Port of Long Beach kicks off Gerald Desmond Bridge's demolition

Demolition works of the Gerald Desmond Bridge’s centre span have officially begun, as the Port of Long Beach prepares to receive larger cargo ships.

The bridge closed in early October 2020 when its replacement opened.

The 410-foot-long (approximately 125 metres) main span was disconnected from the rest of the bridge and slowly brought down in one piece on 9 July to be placed onto a massive barge in the water 155 feet (47.2 metres) below.

The entire operation required a 48-hour closure of the Port’s Back Channel, the waterway beneath the bridge.
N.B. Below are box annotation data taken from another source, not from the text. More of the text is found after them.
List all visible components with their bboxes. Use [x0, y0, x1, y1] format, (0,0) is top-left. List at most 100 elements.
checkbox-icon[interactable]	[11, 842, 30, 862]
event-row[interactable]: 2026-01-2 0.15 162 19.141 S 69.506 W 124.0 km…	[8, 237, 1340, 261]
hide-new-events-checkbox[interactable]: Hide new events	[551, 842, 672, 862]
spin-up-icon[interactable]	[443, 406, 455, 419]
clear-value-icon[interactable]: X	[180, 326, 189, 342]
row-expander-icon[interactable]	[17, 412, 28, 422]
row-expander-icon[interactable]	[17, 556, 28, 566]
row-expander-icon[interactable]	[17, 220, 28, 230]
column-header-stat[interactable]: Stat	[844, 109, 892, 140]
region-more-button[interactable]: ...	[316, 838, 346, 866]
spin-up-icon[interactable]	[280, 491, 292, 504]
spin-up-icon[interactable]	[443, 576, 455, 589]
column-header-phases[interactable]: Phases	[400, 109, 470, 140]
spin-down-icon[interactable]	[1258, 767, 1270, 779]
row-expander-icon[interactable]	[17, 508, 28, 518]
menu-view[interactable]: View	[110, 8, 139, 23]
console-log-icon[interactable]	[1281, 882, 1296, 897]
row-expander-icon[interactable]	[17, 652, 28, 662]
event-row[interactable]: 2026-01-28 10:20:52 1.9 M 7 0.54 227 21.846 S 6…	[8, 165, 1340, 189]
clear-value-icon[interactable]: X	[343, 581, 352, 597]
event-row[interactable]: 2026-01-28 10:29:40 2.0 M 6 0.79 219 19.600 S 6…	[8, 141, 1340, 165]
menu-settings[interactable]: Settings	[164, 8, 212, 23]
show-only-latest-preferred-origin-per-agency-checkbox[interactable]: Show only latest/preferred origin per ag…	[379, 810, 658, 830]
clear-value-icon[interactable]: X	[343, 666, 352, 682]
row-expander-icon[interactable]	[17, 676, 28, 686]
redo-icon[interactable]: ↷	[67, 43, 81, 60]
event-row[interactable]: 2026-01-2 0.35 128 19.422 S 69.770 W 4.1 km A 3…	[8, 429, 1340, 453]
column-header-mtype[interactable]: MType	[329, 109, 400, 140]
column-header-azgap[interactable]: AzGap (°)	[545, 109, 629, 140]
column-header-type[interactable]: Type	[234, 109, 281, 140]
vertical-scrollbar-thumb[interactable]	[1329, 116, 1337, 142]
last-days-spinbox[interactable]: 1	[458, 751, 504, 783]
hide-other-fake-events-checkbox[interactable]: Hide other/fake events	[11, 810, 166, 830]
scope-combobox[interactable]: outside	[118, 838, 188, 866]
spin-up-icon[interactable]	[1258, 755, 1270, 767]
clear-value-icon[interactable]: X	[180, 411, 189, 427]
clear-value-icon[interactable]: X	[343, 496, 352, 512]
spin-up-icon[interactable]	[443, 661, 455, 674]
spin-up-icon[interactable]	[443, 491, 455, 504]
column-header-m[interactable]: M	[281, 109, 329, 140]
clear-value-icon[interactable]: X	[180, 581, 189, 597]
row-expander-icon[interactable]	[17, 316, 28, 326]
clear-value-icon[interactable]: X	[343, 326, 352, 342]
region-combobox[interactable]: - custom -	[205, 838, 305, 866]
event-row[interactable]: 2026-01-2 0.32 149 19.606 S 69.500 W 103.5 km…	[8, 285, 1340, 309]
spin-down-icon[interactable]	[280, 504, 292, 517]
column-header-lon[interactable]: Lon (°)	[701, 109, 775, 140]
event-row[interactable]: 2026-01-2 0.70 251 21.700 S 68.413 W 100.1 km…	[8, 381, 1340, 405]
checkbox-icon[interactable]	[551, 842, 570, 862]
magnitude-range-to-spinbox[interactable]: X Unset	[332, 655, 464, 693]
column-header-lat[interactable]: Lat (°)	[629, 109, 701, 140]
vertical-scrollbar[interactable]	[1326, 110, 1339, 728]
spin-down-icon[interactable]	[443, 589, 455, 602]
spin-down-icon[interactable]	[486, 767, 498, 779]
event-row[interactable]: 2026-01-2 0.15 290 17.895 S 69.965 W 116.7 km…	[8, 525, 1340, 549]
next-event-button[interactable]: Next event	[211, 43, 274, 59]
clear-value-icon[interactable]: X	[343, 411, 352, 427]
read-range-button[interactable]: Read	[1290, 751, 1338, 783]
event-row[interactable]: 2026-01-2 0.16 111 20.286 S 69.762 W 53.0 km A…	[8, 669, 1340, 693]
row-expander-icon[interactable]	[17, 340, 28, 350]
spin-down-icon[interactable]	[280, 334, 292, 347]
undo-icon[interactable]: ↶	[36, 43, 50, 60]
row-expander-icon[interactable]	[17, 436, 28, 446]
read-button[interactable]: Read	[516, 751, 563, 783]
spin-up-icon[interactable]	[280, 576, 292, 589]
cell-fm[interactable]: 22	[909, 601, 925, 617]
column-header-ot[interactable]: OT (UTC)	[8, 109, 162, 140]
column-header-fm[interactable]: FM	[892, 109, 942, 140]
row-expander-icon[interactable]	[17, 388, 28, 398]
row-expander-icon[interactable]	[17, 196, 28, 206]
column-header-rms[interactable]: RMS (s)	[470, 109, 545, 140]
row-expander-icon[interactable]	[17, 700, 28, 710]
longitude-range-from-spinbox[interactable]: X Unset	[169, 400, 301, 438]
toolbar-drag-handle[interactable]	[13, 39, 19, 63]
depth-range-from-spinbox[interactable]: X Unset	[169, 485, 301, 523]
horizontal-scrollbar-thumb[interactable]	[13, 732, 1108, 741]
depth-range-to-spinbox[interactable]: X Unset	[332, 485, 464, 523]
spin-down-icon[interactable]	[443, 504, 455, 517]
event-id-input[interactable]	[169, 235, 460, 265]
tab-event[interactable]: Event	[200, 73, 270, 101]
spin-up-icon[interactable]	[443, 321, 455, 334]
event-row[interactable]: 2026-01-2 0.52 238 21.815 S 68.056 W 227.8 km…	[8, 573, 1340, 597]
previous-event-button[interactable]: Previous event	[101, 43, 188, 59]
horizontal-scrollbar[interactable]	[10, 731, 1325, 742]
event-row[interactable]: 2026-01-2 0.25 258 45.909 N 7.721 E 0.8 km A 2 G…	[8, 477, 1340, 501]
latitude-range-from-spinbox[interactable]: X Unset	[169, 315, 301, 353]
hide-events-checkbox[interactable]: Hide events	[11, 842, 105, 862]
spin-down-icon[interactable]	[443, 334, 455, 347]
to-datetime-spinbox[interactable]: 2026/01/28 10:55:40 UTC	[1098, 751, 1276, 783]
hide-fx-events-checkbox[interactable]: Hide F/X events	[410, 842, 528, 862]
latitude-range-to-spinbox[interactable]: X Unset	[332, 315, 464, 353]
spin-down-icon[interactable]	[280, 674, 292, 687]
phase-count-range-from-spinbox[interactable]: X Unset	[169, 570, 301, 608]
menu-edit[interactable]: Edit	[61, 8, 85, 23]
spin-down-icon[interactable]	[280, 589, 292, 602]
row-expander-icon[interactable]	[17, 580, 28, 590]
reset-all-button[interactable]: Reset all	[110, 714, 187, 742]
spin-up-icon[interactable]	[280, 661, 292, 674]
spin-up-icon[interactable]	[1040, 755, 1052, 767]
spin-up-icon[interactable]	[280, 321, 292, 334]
Full demolition is expected to be concluded by the end of 2023.

“This moment has been 20 years in the making, from the time we started planning to replace the Gerald Desmond with a taller, wider and safer bridge that would allow the Port of Long Beach to remain competitive for years to come,” said Port of Long Beach Executive Director Mario Cordero.

“Like its predecessor, the new bridge is a critical link in the global supply chain and Southern California’s regional transportation network.”

“The new bridge serves as a symbol of our ongoing commitment to strengthening our infrastructure and maintaining our position as a leader in trans-Pacific trade,” said Steven Neal, President of the Long Beach Board of Harbor Commissioners.

“The Gerald Desmond Bridge served this Port well for over 50 years, and we look ahead to how its replacement will usher us into a new era of growth.”

READ: Long Beach to improve infrastructure with major federal loan

Opened in 1968, the Gerald Desmond Bridge was named after a former Long Beach city attorney and city councilman who helped secure funding to build through-arch bridge that connected Long Beach and Terminal Island.

Construction for the new bridge started in 2013.

The replacement bridge, designed to last 100 years, is higher and wider with three traffic lanes in each direction. Its 205-foot (62.4 metres) clearance over the water will allow large cargo vessels to access the harbour more easily.